Lieberman, who graduated in 1975, started life in 1927 in Vienna, Austria, as the daughter of a Jewish doctor, enjoying the opportunities of the educated upper middle class. But in 1938, that world was destroyed.
“When I was 11 years old, Hitler took over Austria, which automatically changed my whole life,” she would later recount in an oral history interview with J. Murrey Atkins Library Special Collections. “You could say I lost my identity overnight.”
Lieberman’s mother was Catholic, so she was categorized as a “mischling” — mixed Jewish and gentile. Her father left Austria, and for the next nine years, Lieberman and her mother both suffered and miraculously survived the persecution, violence, and deprivation of the Holocaust and World War II and their aftermath. In the midst of the fear and grief, Lieberman found solace in her art.
“My love was drawing — it had always been drawing — and that’s how I retained my equilibrium,” she said in her interview.

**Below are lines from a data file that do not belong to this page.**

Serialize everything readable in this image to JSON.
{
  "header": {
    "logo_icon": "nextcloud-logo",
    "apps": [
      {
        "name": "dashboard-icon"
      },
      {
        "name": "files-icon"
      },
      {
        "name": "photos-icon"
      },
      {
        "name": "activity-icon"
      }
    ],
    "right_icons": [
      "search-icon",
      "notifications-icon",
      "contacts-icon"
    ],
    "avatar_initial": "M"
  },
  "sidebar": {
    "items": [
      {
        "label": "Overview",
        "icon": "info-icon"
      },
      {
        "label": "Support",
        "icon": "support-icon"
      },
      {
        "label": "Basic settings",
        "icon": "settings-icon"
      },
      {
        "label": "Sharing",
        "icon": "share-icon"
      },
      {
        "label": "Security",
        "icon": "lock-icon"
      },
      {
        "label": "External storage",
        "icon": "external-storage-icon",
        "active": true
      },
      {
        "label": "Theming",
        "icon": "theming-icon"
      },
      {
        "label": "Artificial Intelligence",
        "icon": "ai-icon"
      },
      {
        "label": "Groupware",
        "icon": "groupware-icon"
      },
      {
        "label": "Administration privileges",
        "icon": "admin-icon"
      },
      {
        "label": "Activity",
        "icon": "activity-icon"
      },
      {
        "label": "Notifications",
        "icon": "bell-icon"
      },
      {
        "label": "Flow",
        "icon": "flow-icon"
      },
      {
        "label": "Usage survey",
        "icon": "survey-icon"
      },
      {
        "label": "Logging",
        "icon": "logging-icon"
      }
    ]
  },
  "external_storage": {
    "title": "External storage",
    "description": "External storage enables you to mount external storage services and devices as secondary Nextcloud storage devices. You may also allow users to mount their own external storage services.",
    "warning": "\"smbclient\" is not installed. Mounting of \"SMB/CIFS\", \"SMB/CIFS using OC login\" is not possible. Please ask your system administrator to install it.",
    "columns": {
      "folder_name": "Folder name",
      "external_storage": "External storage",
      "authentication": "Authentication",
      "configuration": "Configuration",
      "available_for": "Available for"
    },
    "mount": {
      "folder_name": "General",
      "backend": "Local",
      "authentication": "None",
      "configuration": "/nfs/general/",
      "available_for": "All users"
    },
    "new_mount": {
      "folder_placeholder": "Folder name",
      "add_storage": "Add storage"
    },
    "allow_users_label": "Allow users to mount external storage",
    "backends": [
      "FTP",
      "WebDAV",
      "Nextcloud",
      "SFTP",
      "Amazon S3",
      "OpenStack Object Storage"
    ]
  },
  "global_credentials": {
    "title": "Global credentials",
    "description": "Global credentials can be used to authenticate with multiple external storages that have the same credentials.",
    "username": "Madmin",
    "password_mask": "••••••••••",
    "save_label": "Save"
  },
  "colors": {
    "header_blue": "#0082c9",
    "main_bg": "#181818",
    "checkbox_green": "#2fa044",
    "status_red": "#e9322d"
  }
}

Lieberman died in 2021, leaving behind an extraordinary legacy as an artist and an activist. Following her death, her children, Miriam and Larry Lieberman, donated 30 of their mother’s artworks to the Mint Museum of Art, recognizing the long association she had had with the museum. Last January, the Mint mounted an exhibition of the work, “Feeding the Stone,” which closes Oct. 1.